Coconut : Pourquoi avez-vous choisi Lorient pour faire vos recherches techniques ?

Anne-Claire : Je m’étais installée à Lorient récemment et j’ai donc commencé à chercher des appuis scientifiques et techniques dans la région. Le hasard fait bien les choses puisqu’à l’Université de Bretagne Sud (UBS) de Lorient, il y a un gros pôle de recherche sur les fibres naturelles et les biomatériaux. Cela fait des années qu’ils cogitent notamment sur les fibres de lin et de chanvre. Nous sommes allées leur parler de notre projet et bien que les fibres de bananier et d’ananas ne soient pas des matières premières locales, cela reste des fibres végétales intéressantes à étudier.

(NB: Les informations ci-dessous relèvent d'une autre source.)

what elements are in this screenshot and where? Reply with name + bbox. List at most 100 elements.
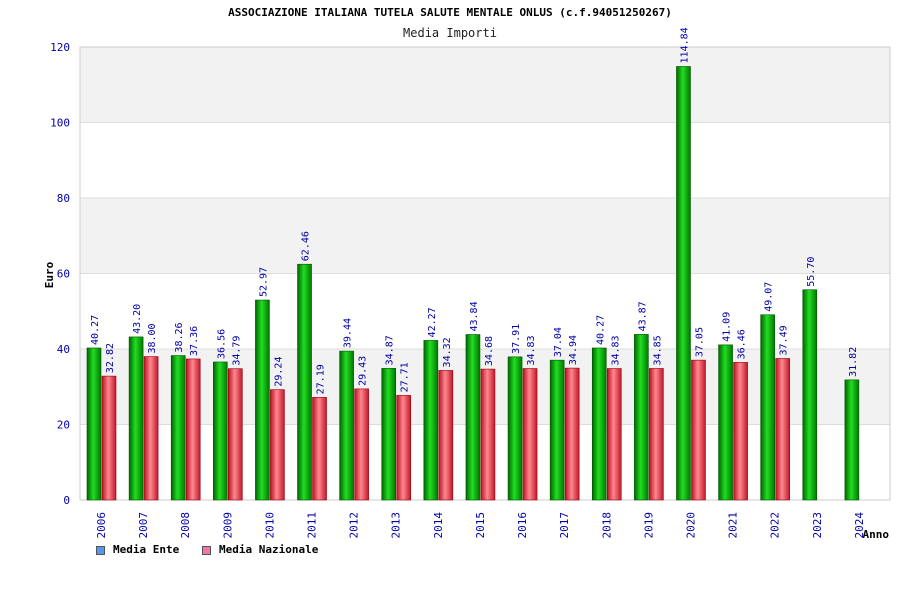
data-label-ente-2015: 43.84 bbox=[469, 301, 480, 331]
x-tick-label-2015: 2015 bbox=[474, 512, 487, 539]
bar-ente-2007 bbox=[128, 336, 144, 501]
data-label-nazionale-2015: 34.68 bbox=[484, 336, 495, 366]
data-label-nazionale-2012: 29.43 bbox=[358, 356, 369, 386]
data-label-nazionale-2010: 29.24 bbox=[273, 357, 284, 387]
x-tick-label-2010: 2010 bbox=[263, 512, 276, 539]
bar-ente-2020 bbox=[676, 66, 691, 501]
y-tick-label: 0 bbox=[63, 494, 70, 507]
data-label-nazionale-2017: 34.94 bbox=[568, 335, 579, 365]
bar-ente-2023 bbox=[802, 289, 818, 501]
x-tick-label-2006: 2006 bbox=[95, 512, 108, 539]
bar-nazionale-2018 bbox=[606, 368, 622, 501]
bar-ente-2018 bbox=[591, 347, 607, 501]
data-label-ente-2019: 43.87 bbox=[637, 301, 648, 331]
bar-nazionale-2009 bbox=[228, 368, 243, 501]
bar-ente-2024 bbox=[844, 379, 860, 501]
x-tick-label-2021: 2021 bbox=[727, 512, 740, 539]
data-label-ente-2016: 37.91 bbox=[511, 324, 522, 354]
x-tick-label-2008: 2008 bbox=[179, 512, 192, 539]
x-tick-label-2009: 2009 bbox=[221, 512, 234, 539]
data-labels: 40.27 32.82 43.20 38.00 38.26 37.36 36.56 34.79… bbox=[90, 27, 859, 394]
x-tick-label-2024: 2024 bbox=[853, 512, 866, 539]
data-label-nazionale-2013: 27.71 bbox=[400, 362, 411, 392]
y-tick-label: 80 bbox=[57, 192, 70, 205]
y-axis: 0 20 40 60 80 100 120 bbox=[50, 41, 70, 507]
legend-label-ente: Media Ente bbox=[113, 543, 180, 556]
legend-swatch-nazionale bbox=[202, 545, 211, 555]
bar-nazionale-2015 bbox=[480, 368, 496, 501]
bar-ente-2011 bbox=[297, 263, 312, 501]
y-tick-label: 40 bbox=[57, 343, 70, 356]
chart-title: ASSOCIAZIONE ITALIANA TUTELA SALUTE MENT… bbox=[228, 6, 672, 19]
data-label-ente-2021: 41.09 bbox=[722, 312, 733, 342]
x-axis: 2006 2007 2008 2009 2010 2011 2012 2013 2014 2015… bbox=[95, 512, 866, 539]
data-label-ente-2020: 114.84 bbox=[679, 27, 690, 63]
y-tick-label: 20 bbox=[57, 419, 70, 432]
bar-ente-2017 bbox=[549, 359, 565, 501]
bar-ente-2022 bbox=[760, 314, 775, 501]
x-tick-label-2023: 2023 bbox=[811, 512, 824, 539]
data-label-ente-2012: 39.44 bbox=[343, 318, 354, 348]
bar-nazionale-2017 bbox=[564, 367, 580, 501]
bar-ente-2021 bbox=[718, 344, 733, 501]
bar-ente-2012 bbox=[339, 350, 354, 501]
bar-nazionale-2014 bbox=[438, 370, 454, 501]
x-tick-label-2012: 2012 bbox=[348, 512, 361, 539]
grid-band bbox=[80, 273, 890, 349]
x-tick-label-2018: 2018 bbox=[600, 512, 613, 539]
data-label-ente-2007: 43.20 bbox=[132, 304, 143, 334]
y-tick-label: 120 bbox=[50, 41, 70, 54]
data-label-ente-2014: 42.27 bbox=[427, 307, 438, 337]
bar-ente-2019 bbox=[634, 334, 649, 501]
bar-ente-2013 bbox=[381, 368, 397, 501]
grid-band bbox=[80, 122, 890, 198]
x-tick-label-2022: 2022 bbox=[769, 512, 782, 539]
data-label-nazionale-2008: 37.36 bbox=[189, 326, 200, 356]
x-tick-label-2017: 2017 bbox=[558, 512, 571, 539]
data-label-ente-2023: 55.70 bbox=[806, 257, 817, 287]
legend-item-ente: Media Ente bbox=[96, 543, 179, 556]
data-label-nazionale-2021: 36.46 bbox=[737, 329, 748, 359]
data-label-nazionale-2020: 37.05 bbox=[694, 327, 705, 357]
bar-nazionale-2006 bbox=[101, 375, 117, 501]
bar-nazionale-2007 bbox=[143, 356, 159, 501]
data-label-nazionale-2006: 32.82 bbox=[105, 343, 116, 373]
bar-nazionale-2016 bbox=[522, 368, 538, 501]
data-label-nazionale-2022: 37.49 bbox=[779, 325, 790, 355]
data-label-nazionale-2009: 34.79 bbox=[231, 336, 242, 366]
legend-label-nazionale: Media Nazionale bbox=[219, 543, 319, 556]
bar-ente-2016 bbox=[507, 356, 523, 501]
bar-nazionale-2019 bbox=[649, 368, 664, 501]
data-label-nazionale-2011: 27.19 bbox=[316, 364, 327, 394]
grid-band bbox=[80, 47, 890, 123]
y-tick-label: 60 bbox=[57, 268, 70, 281]
bar-ente-2009 bbox=[213, 361, 228, 501]
data-label-ente-2013: 34.87 bbox=[385, 335, 396, 365]
bar-ente-2014 bbox=[423, 340, 439, 501]
grid-band bbox=[80, 198, 890, 274]
legend-item-nazionale: Media Nazionale bbox=[202, 543, 318, 556]
data-label-ente-2011: 62.46 bbox=[301, 231, 312, 261]
x-axis-title: Anno bbox=[863, 528, 890, 541]
bar-nazionale-2020 bbox=[691, 359, 706, 501]
chart-subtitle: Media Importi bbox=[403, 26, 497, 40]
bar-nazionale-2012 bbox=[354, 388, 369, 501]
bar-ente-2006 bbox=[86, 347, 102, 501]
bar-ente-2015 bbox=[465, 334, 481, 501]
data-label-ente-2006: 40.27 bbox=[90, 315, 101, 345]
x-tick-label-2016: 2016 bbox=[516, 512, 529, 539]
data-label-nazionale-2016: 34.83 bbox=[526, 335, 537, 365]
data-label-nazionale-2018: 34.83 bbox=[610, 335, 621, 365]
data-label-ente-2008: 38.26 bbox=[174, 322, 185, 352]
data-label-ente-2024: 31.82 bbox=[848, 347, 859, 377]
bar-nazionale-2022 bbox=[775, 358, 790, 501]
data-label-nazionale-2014: 34.32 bbox=[442, 337, 453, 367]
data-label-ente-2018: 40.27 bbox=[595, 315, 606, 345]
bar-nazionale-2010 bbox=[270, 389, 285, 501]
x-tick-label-2011: 2011 bbox=[306, 512, 319, 539]
data-label-nazionale-2019: 34.85 bbox=[652, 335, 663, 365]
x-tick-label-2007: 2007 bbox=[137, 512, 150, 539]
data-label-ente-2022: 49.07 bbox=[764, 282, 775, 312]
bar-nazionale-2011 bbox=[312, 397, 327, 501]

Marion : A Lorient, il y a des filières spécialistes, avec des universitaires qui mènent des thèses centrées sur les problématiques qui nous préoccupent. C’est idéal pour notre développement. On veut que Fibers Fabric soit basé ici pour mener toutes nos recherches et développer nos produits sur le marché européen. En plus de ce soutien scientifique, nous sommes suivies par Audélor qui aide les entreprises innovantes comme la nôtre, à se développer sur le territoire lorientais.

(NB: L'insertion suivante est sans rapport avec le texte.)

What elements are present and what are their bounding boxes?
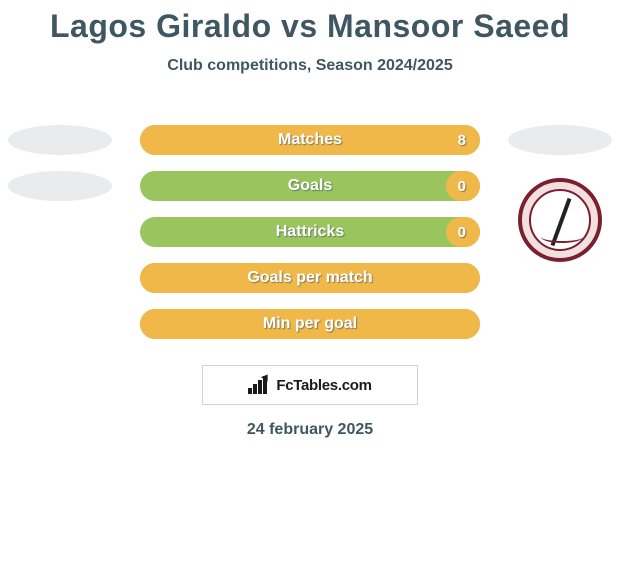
club-badge-right <box>518 178 602 262</box>
page-title: Lagos Giraldo vs Mansoor Saeed <box>0 0 620 45</box>
stat-label: Goals <box>140 177 480 195</box>
player-a-placeholder-icon <box>8 171 112 201</box>
comparison-card: Lagos Giraldo vs Mansoor Saeed Club comp… <box>0 0 620 580</box>
player-a-name: Lagos Giraldo <box>50 8 272 44</box>
vs-separator: vs <box>281 8 318 44</box>
stat-bar: Min per goal <box>140 309 480 339</box>
stat-value-right: 0 <box>458 178 466 195</box>
stat-value-right: 0 <box>458 224 466 241</box>
stat-bar: Goals0 <box>140 171 480 201</box>
stat-value-right: 8 <box>458 132 466 149</box>
player-a-placeholder-icon <box>8 125 112 155</box>
stat-bar: Goals per match <box>140 263 480 293</box>
subtitle: Club competitions, Season 2024/2025 <box>0 57 620 75</box>
brand-box[interactable]: FcTables.com <box>202 365 418 405</box>
stat-label: Hattricks <box>140 223 480 241</box>
date-text: 24 february 2025 <box>0 421 620 439</box>
stat-row: Goals per match <box>0 255 620 301</box>
brand-text: FcTables.com <box>276 377 371 394</box>
stat-label: Matches <box>140 131 480 149</box>
player-b-name: Mansoor Saeed <box>327 8 570 44</box>
stat-label: Min per goal <box>140 315 480 333</box>
player-b-placeholder-icon <box>508 125 612 155</box>
stat-bar: Matches8 <box>140 125 480 155</box>
club-badge-inner <box>529 189 591 251</box>
chart-arrow-icon <box>248 376 270 394</box>
stat-row: Min per goal <box>0 301 620 347</box>
stat-bar: Hattricks0 <box>140 217 480 247</box>
stat-label: Goals per match <box>140 269 480 287</box>
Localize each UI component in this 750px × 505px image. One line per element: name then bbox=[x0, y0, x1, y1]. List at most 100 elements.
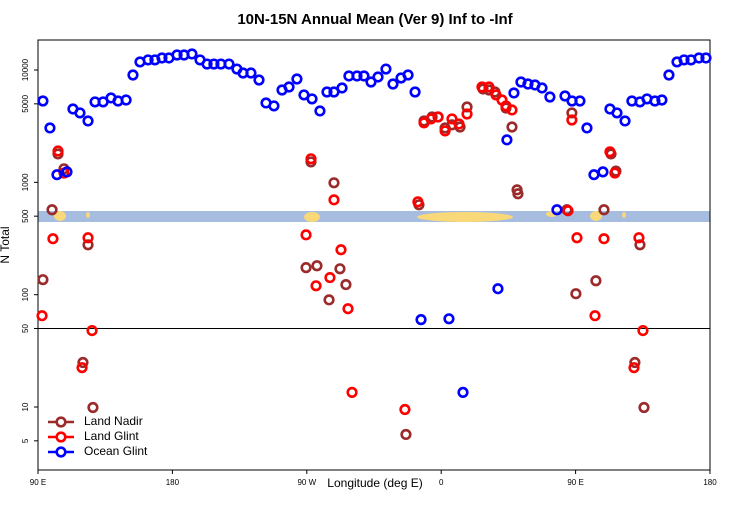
point bbox=[342, 303, 354, 315]
point bbox=[492, 283, 504, 295]
point bbox=[461, 101, 473, 113]
point bbox=[412, 196, 424, 208]
point bbox=[506, 121, 518, 133]
point bbox=[604, 146, 616, 158]
point bbox=[446, 113, 458, 125]
point bbox=[649, 95, 661, 107]
x-tick-label: 180 bbox=[703, 478, 717, 487]
point bbox=[598, 233, 610, 245]
map-strip bbox=[38, 211, 710, 222]
legend-label: Ocean Glint bbox=[84, 444, 148, 458]
point bbox=[536, 82, 548, 94]
point bbox=[590, 275, 602, 287]
point bbox=[335, 244, 347, 256]
point bbox=[570, 288, 582, 300]
point bbox=[432, 111, 444, 123]
point bbox=[566, 114, 578, 126]
legend-swatch bbox=[55, 416, 67, 428]
point bbox=[36, 310, 48, 322]
point bbox=[156, 52, 168, 64]
point bbox=[61, 166, 73, 178]
point bbox=[597, 166, 609, 178]
point bbox=[127, 69, 139, 81]
land bbox=[590, 211, 602, 221]
point bbox=[300, 229, 312, 241]
point bbox=[334, 263, 346, 275]
point bbox=[208, 58, 220, 70]
point bbox=[336, 82, 348, 94]
point bbox=[476, 81, 488, 93]
point bbox=[358, 70, 370, 82]
point bbox=[638, 401, 650, 414]
point bbox=[82, 115, 94, 127]
x-tick-label: 90 W bbox=[297, 478, 316, 487]
y-axis-label: N Total bbox=[0, 226, 12, 263]
point bbox=[321, 86, 333, 98]
point bbox=[512, 188, 524, 200]
point bbox=[74, 107, 86, 119]
point bbox=[501, 134, 513, 146]
series bbox=[36, 81, 649, 416]
ocean-band bbox=[38, 211, 710, 222]
point bbox=[300, 262, 312, 274]
point bbox=[598, 204, 610, 216]
point bbox=[52, 145, 64, 157]
x-tick-label: 180 bbox=[166, 478, 180, 487]
point bbox=[571, 232, 583, 244]
point bbox=[186, 48, 198, 60]
land bbox=[54, 211, 66, 221]
series bbox=[37, 48, 712, 398]
point bbox=[611, 107, 623, 119]
point bbox=[574, 95, 586, 107]
point bbox=[37, 95, 49, 107]
point bbox=[581, 122, 593, 134]
legend-label: Land Glint bbox=[84, 429, 139, 443]
x-tick-label: 90 E bbox=[30, 478, 46, 487]
point bbox=[305, 153, 317, 165]
point bbox=[171, 49, 183, 61]
point bbox=[201, 58, 213, 70]
point bbox=[439, 125, 451, 137]
point bbox=[483, 81, 495, 93]
point bbox=[634, 239, 646, 251]
y-tick-label: 10000 bbox=[21, 58, 30, 81]
point bbox=[400, 428, 412, 441]
point bbox=[46, 204, 58, 216]
series bbox=[37, 83, 650, 441]
point bbox=[328, 177, 340, 189]
point bbox=[245, 67, 257, 79]
point bbox=[443, 313, 455, 325]
point bbox=[559, 90, 571, 102]
point bbox=[544, 91, 556, 103]
point bbox=[619, 115, 631, 127]
legend-label: Land Nadir bbox=[84, 414, 143, 428]
point bbox=[306, 93, 318, 105]
point bbox=[628, 362, 640, 374]
point bbox=[310, 280, 322, 292]
point bbox=[589, 310, 601, 322]
point bbox=[268, 100, 280, 112]
point bbox=[551, 204, 563, 216]
point bbox=[314, 105, 326, 117]
point bbox=[522, 78, 534, 90]
y-tick-label: 5 bbox=[21, 438, 30, 443]
point bbox=[86, 324, 98, 337]
y-tick-label: 50 bbox=[21, 324, 30, 333]
chart-title: 10N-15N Annual Mean (Ver 9) Inf to -Inf bbox=[237, 11, 513, 28]
point bbox=[700, 52, 712, 64]
y-tick-label: 1000 bbox=[21, 173, 30, 191]
point bbox=[508, 87, 520, 99]
point bbox=[693, 52, 705, 64]
point bbox=[223, 58, 235, 70]
point bbox=[663, 69, 675, 81]
point bbox=[77, 356, 89, 369]
point bbox=[311, 260, 323, 272]
point bbox=[453, 118, 465, 130]
point bbox=[461, 108, 473, 120]
point bbox=[142, 54, 154, 66]
point bbox=[51, 169, 63, 181]
point bbox=[372, 71, 384, 83]
plot-frame bbox=[37, 39, 711, 471]
land bbox=[86, 212, 90, 218]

Coconut : En quoi les fibres de bananes et d’ananas sont-elles innovantes par rapport au lin ou au chanvre ?

Marion : La différence avec le lin et le chanvre présents sur le marché européen, c’est que les fibres de bananes et ananas sont des coproduits  de cultures  vivrières. C’est-à-dire qu’on prend notre matière première dans des cultures qui permettent à la population de se nourrir. Cet aspect est capital dans notre vision des choses. En d’autres termes, « on ne fait pas pousser pour produire ».

Coconut : Quelles sont donc les applications possibles avec ces fibres ?

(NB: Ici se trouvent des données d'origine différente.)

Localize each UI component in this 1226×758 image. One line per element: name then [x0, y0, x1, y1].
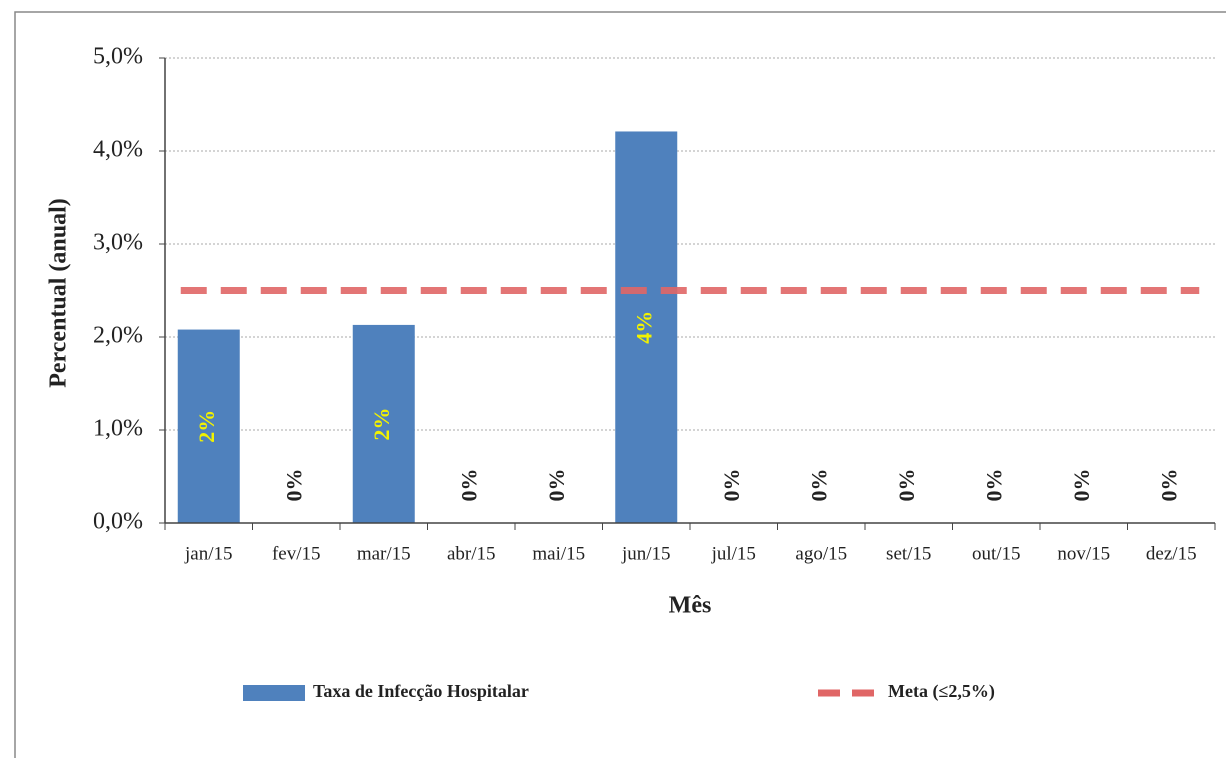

Marion : Le papier, les emballages, la vaisselle jetable et biodégradable, les cosmétiques et le textile. Pour l’instant, on a mis au point des sachets en papier pour les fruits et légumes, à destination des supermarchés camerounais. On a décidé de tester le produit directement sur place, car il y a un besoin particulier là-bas lié à des contraintes réglementaires. Les machines sont sur place, on est en phase de lancement de production. Localement, cela crée de l’emploi et pour nous c’est une façon de tester le partenariat avec la coopérative, notamment sur la logistique d’acheminement des déchets. Un prototype pour thermoformer de la vaisselle jetable biodégradable est également en cours de fabrication. Quant aux autres applications, on espère pouvoir vous en dire plus dans les prochains mois.

Coconut : Votre concept est en plein dans l’ère du temps, cela doit vous aider à avancer ?

Marion : On se rend compte que, depuis quelques temps, la considération pour le développement durable prend de l’ampleur auprès du grand public. La prise de conscience s’accélère et avec elle, les nouvelles initiatives. On mène donc également une veille très active sur ce qui se fait déjà, ce qui est en cours de réalisation, etc… La transition dans les mentalités est enclenchée, c’est top, mais cela exige d’aller très vite.